Accelerations of Boxes on a Horizontal Surface

[sci-doo]

Homework Statement

Box 1 is placed on box 2, which sits on the floor. Kinetic friction constant between the boxes, and the box 2 and the floor, is equal u.

When box 1 is pushed with horizontal force F it starts to slide on box 2. At the same time, box 2 starts to move. What are the accelerations of the boxes.

Homework Equations

Kinetic friction F_k=u_kN
F=ma

The Attempt at a Solution

The top box (box 1):
Force that accelerates (pushing minus friction)
F_a=F-F_u=F-u_kN
and the acceleration
a=$$\frac{F-u_{k}N}{m_{box1}}$$

The lower box (box 2):

By the Newtons 3rd law the force that pushes the box 2 is the reaction of kinetic friction F_u between the boxes, right?
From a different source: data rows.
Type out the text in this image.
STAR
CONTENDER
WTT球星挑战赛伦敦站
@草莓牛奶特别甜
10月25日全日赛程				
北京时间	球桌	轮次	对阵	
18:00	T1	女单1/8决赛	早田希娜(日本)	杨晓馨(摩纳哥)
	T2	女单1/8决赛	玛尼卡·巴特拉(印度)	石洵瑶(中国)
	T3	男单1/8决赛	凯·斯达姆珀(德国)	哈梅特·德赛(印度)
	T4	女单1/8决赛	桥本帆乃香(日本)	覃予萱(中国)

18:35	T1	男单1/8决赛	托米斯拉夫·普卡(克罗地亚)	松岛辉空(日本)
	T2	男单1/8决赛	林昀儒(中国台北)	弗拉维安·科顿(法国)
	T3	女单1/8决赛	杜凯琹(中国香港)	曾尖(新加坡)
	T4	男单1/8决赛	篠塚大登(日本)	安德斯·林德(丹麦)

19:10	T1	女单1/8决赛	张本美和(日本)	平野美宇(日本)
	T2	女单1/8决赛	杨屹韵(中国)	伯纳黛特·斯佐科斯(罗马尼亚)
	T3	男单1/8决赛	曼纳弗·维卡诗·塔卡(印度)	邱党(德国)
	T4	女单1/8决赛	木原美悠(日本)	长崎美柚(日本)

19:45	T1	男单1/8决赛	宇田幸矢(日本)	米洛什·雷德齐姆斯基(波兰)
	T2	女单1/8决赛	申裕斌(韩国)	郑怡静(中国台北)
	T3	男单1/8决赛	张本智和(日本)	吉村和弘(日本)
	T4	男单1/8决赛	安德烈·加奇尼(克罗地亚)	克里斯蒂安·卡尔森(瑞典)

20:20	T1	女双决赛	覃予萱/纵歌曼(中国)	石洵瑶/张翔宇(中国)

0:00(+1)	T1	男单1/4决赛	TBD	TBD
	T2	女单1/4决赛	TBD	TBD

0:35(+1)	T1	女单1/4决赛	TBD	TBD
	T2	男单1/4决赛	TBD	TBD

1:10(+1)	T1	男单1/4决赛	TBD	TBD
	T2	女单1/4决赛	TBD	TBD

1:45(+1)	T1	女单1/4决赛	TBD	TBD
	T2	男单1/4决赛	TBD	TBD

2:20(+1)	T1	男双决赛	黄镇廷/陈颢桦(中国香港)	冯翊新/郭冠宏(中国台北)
Now this is where I face the problem: as the friction between box 2 and floor is the same but the weight is more (box1+box2) I get negative acceleration ?!?

 

[chrisk]

Consider the limiting cases: The second box on a frictionless surface, and the second box fastened to the surface such that this box cannot move.

 

[LowlyPion]

Welcome to PF.

Your kinetic friction arises because it is moving relative to the box underneath.

Now Kinetic friction is a retarding force given by the μ *m*g relationship.

The maximum force then that Box 1 can transfer to box 2 is just that.

As you note though box 2 has a retarding force available of μ *(m + m) * g.

Since μ *(2m)*g will always be > μ *m*g then I have serious doubt that the bottom box moves despite the statement of the problem. So I'd say it's not negative acceleration, just 0 movement.

 

[sci-doo]

Since μ *(2m)*g will always be > μ *m*g then I have serious doubt that the bottom box moves despite the statement of the problem. So I'd say it's not negative acceleration, just 0 movement.

Makes sense.

I don't see how it could move (especially to opposite direction)... I think it'd move (to positive drctn) only if the weight was <0 ...